Platform Graduate Award 2023: Selected Graduates

August 1, 2023
11:42 am
Kitty Bew

We are delighted to be taking part in the Platform Graduate Award this year, and are excited to announce our 2023 selected graduates. Congratulations to Em Walker, Emelia Archer, Sara Paowana, Saul Baraitser and Bran Flakes.

The Platform Graduate Award is an initiative of CVAN South East to support emerging graduate artistic talent to further their practice following graduation. Established in 2012, the award includes a £2,000 bursary donated by the four venues and a 12-month bespoke mentoring package. It is awarded to an outstanding graduate from one of 12 participating regional higher education partners.

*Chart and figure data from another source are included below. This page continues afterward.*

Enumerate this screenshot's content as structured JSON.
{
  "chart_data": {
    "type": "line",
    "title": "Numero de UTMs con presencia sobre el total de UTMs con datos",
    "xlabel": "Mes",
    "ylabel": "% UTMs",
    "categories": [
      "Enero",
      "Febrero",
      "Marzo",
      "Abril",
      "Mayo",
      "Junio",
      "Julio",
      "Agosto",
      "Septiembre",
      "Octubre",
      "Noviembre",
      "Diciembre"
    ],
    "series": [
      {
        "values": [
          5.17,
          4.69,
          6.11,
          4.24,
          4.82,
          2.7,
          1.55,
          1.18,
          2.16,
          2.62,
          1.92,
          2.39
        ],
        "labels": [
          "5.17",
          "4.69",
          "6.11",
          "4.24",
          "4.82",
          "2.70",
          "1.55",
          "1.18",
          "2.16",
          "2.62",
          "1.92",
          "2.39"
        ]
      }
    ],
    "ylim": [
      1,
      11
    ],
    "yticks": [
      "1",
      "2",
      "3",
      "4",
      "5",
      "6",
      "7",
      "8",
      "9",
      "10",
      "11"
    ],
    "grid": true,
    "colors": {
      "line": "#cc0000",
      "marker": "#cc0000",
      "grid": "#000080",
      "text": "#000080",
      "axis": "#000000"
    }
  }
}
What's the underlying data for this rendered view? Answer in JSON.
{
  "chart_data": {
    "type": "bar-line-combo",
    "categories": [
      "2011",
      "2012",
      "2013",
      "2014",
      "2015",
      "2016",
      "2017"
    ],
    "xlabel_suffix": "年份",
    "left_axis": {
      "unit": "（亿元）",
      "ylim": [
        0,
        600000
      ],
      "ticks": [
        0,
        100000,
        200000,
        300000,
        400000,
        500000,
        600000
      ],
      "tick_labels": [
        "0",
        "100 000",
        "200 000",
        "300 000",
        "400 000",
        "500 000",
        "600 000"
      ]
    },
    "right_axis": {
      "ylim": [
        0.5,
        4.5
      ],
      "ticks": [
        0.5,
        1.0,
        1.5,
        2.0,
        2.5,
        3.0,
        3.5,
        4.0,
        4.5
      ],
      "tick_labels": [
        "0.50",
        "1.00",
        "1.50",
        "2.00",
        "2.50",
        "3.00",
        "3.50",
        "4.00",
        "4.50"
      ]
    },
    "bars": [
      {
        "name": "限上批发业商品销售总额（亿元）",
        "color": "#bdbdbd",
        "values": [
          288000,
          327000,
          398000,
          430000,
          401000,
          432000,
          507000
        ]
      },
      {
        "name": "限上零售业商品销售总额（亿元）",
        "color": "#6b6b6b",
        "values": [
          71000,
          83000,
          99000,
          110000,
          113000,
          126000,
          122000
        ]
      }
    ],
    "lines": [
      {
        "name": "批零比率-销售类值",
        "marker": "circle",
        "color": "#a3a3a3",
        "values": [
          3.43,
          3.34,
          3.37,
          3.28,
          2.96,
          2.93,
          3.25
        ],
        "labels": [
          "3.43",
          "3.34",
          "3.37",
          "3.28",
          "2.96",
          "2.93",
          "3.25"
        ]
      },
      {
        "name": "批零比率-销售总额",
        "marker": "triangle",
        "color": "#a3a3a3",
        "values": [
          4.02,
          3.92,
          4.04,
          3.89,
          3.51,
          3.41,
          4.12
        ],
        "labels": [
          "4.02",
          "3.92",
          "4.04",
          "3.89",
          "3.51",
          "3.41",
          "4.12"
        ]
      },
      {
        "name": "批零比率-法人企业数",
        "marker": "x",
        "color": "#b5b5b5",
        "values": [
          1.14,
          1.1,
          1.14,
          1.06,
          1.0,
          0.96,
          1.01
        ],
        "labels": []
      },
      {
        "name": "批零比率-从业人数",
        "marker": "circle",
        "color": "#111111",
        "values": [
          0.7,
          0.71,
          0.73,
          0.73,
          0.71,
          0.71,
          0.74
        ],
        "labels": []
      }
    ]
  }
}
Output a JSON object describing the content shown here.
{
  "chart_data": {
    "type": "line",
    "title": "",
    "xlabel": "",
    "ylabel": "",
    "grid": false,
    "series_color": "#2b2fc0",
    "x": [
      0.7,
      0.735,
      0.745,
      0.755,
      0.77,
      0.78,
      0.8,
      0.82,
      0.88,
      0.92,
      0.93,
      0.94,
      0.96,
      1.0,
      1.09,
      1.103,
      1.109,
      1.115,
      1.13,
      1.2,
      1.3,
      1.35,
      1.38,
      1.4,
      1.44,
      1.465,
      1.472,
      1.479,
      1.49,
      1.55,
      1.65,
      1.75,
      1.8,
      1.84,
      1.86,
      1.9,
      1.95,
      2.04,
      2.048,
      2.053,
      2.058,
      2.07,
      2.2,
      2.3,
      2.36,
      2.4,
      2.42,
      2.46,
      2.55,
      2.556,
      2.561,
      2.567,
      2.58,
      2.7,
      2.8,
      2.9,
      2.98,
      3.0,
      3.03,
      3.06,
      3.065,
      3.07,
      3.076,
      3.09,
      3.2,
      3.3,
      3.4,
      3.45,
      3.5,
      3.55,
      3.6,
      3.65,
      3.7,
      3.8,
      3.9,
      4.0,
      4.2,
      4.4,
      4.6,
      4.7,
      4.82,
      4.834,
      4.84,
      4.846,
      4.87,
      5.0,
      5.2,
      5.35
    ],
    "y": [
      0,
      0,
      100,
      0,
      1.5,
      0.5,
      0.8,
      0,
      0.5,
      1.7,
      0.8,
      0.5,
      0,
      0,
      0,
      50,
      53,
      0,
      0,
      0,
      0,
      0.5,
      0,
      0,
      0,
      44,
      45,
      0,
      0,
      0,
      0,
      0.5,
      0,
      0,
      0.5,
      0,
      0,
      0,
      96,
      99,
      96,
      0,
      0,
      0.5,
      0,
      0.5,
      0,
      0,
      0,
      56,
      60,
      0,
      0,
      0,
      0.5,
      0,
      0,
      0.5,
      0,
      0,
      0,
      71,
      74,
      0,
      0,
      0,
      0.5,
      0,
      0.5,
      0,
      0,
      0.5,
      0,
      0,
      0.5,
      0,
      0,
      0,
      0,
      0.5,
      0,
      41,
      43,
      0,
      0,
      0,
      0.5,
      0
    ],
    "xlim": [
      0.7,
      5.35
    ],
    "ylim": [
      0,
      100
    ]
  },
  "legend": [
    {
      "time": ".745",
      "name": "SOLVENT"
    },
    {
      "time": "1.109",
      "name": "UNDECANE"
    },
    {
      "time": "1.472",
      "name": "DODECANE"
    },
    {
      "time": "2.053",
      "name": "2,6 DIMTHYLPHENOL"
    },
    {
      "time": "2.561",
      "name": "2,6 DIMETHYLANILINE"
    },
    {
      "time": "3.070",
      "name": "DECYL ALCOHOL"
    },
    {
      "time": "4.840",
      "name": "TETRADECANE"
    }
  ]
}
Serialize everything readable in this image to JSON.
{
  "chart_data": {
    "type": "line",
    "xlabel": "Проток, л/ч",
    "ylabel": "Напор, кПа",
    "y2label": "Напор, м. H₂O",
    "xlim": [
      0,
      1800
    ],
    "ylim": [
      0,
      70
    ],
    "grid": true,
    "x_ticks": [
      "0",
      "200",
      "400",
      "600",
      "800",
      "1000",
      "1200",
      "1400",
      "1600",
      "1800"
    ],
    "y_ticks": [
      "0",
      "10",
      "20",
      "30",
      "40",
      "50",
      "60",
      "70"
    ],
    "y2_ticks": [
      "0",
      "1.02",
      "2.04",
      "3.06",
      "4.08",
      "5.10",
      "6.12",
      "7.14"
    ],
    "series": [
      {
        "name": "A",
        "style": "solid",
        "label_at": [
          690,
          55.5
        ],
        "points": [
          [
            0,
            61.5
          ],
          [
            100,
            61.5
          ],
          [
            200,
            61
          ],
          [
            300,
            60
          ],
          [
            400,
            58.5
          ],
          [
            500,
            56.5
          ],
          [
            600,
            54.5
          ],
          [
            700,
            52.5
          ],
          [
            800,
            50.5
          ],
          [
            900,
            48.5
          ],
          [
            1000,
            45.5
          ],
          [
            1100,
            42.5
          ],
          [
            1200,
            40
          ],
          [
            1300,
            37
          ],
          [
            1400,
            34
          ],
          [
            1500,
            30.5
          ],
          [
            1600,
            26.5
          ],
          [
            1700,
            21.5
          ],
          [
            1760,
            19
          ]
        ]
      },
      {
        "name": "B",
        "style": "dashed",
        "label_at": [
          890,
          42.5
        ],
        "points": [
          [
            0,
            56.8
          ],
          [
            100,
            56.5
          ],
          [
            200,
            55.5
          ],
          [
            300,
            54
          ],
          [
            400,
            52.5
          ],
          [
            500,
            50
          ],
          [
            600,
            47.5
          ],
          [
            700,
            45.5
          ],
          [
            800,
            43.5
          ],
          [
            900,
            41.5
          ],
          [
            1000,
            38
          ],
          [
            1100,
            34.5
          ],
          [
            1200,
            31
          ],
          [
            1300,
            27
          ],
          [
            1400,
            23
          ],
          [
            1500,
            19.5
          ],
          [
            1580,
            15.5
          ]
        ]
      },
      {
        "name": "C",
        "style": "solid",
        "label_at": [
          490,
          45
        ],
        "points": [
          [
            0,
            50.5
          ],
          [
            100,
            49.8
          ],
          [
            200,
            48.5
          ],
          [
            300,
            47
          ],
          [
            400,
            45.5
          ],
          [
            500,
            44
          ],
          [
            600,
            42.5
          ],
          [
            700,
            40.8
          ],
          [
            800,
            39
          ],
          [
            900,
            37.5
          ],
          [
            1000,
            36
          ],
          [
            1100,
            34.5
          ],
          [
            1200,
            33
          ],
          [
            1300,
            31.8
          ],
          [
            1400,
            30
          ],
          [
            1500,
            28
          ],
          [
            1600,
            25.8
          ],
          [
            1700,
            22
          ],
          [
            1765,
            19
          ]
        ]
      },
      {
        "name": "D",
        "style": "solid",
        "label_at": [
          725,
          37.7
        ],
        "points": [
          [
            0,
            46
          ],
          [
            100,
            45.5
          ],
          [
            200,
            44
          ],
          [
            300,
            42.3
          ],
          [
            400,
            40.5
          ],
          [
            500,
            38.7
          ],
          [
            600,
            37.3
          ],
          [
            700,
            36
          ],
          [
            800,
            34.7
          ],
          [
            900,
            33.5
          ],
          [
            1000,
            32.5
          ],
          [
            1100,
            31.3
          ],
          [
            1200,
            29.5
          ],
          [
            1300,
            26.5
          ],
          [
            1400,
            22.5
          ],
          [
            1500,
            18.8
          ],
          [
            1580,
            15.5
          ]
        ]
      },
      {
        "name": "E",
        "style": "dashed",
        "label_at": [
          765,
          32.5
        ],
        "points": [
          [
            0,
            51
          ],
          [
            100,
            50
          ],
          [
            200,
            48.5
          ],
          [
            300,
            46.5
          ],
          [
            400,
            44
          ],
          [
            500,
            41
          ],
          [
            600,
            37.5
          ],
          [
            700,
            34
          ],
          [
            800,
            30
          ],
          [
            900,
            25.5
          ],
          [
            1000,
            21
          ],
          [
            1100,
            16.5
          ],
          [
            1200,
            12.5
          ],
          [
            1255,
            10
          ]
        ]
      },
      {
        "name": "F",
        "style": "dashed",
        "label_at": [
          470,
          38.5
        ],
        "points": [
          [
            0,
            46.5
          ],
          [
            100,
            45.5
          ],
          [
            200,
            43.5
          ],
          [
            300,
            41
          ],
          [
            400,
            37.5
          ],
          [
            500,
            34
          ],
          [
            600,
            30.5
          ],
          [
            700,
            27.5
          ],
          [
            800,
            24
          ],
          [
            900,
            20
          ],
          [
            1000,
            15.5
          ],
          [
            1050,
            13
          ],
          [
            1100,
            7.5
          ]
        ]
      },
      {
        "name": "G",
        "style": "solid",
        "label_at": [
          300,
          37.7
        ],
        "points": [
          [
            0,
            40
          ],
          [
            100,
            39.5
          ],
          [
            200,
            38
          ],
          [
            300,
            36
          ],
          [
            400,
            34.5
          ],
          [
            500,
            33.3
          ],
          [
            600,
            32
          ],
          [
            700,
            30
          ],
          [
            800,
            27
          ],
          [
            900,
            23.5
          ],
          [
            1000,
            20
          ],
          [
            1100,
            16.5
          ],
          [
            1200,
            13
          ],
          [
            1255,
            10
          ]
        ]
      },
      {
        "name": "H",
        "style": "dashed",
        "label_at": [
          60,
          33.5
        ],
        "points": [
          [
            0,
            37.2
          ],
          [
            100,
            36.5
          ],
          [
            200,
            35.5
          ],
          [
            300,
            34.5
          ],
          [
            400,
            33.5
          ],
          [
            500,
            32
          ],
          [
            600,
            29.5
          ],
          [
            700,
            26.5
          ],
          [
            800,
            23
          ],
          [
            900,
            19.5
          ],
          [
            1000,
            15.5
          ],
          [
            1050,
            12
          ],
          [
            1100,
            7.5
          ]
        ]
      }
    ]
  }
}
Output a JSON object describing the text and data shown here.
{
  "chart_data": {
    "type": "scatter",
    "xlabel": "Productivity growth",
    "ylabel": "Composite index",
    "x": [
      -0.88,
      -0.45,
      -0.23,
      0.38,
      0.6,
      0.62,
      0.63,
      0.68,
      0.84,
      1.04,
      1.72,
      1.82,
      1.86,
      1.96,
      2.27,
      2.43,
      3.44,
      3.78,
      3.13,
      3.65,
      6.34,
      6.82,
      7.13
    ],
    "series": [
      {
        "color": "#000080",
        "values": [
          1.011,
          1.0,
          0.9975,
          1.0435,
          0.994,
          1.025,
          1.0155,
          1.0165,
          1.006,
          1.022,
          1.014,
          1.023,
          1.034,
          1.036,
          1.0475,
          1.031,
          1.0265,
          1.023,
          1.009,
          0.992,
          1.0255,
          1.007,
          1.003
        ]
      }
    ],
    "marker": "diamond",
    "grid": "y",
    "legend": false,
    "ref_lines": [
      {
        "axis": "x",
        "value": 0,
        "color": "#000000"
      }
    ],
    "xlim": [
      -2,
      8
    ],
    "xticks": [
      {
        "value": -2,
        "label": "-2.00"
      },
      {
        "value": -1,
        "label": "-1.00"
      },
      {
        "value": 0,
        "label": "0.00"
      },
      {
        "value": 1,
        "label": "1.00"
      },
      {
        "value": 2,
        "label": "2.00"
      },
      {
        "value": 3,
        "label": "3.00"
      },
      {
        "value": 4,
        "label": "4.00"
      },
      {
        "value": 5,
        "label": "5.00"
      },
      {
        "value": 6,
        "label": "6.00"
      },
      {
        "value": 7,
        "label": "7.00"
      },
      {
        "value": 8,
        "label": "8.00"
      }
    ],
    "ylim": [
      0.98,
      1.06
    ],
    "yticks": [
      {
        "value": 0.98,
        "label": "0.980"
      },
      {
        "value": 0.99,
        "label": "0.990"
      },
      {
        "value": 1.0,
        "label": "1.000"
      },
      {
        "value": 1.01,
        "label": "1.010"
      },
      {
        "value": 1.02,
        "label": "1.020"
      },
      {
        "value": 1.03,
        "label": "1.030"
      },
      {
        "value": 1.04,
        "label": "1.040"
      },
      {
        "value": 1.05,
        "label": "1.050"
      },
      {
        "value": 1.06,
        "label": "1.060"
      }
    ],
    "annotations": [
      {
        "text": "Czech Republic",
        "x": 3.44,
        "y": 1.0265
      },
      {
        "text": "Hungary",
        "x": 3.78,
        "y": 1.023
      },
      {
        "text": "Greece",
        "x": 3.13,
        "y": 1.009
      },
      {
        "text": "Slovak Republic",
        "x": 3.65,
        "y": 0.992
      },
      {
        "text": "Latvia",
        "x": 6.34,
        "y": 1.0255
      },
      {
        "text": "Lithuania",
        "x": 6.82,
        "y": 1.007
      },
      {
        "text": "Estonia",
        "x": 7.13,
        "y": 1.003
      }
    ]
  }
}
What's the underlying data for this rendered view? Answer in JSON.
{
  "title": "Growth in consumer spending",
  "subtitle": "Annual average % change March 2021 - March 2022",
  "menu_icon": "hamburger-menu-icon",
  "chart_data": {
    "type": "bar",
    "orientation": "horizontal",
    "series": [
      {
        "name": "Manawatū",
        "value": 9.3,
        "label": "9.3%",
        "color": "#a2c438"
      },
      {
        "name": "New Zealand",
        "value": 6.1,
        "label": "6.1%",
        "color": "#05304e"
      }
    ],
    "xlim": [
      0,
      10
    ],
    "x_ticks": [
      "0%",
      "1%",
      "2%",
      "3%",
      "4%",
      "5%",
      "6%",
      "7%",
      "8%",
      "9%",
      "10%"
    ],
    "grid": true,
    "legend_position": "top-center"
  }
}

As part of their nomination, these selected graduates have the opportunity to participate in a group exhibition at Phoenix Art Space this autumn. Visit us from 2 September – 8 October to see their work exhibited in the Project Space. Join us for the exhibition opening on Friday 1 September, 6pm – 8pm.

 

Bran Flakes
In a paradoxical way, BRAN FLAKES challenges the institutional restraints that go along with conceptual art while simultaneously embracing the elitism and exclusion it has historically provided. They attempt to involve the viewer in a debate about the art world and the place of the artist and viewer within it.

Em Walker
Through her painting practice Em seeks to embody her understanding of the world, creating visual and physical motif which narrate complex experiences and inconsistent paradox. Her series of expanded paintings dissect the absurd experience of womanhood, rejects religion, and defies the limited expectations of female painters.

Emelia Archer
Emelia’s work seeks to embody a felt experience through a female gaze, centred around the visual representation of memory and environment. Using primarily oil paint to express these narratives, she focuses on creating a visual representation of lived female experiences and anxieties.

Sara Paowana
Sara is a multidisciplinary conceptual fine artist, largely working with ceramics, sculptures, and installation. Her artworks often combine language and text to formulate a cultural narrative that responds to diasporic identity and interchange of dual nationality.

Saul Baraitser
Saul’s current work involves exploring painting without paint by utilizing drawing, figuration, textiles, and language. Their artistic practice is concerned with exploring the unconscious and conscious aspects of human relationships, their emotional valence, and how an individual or group interpret these.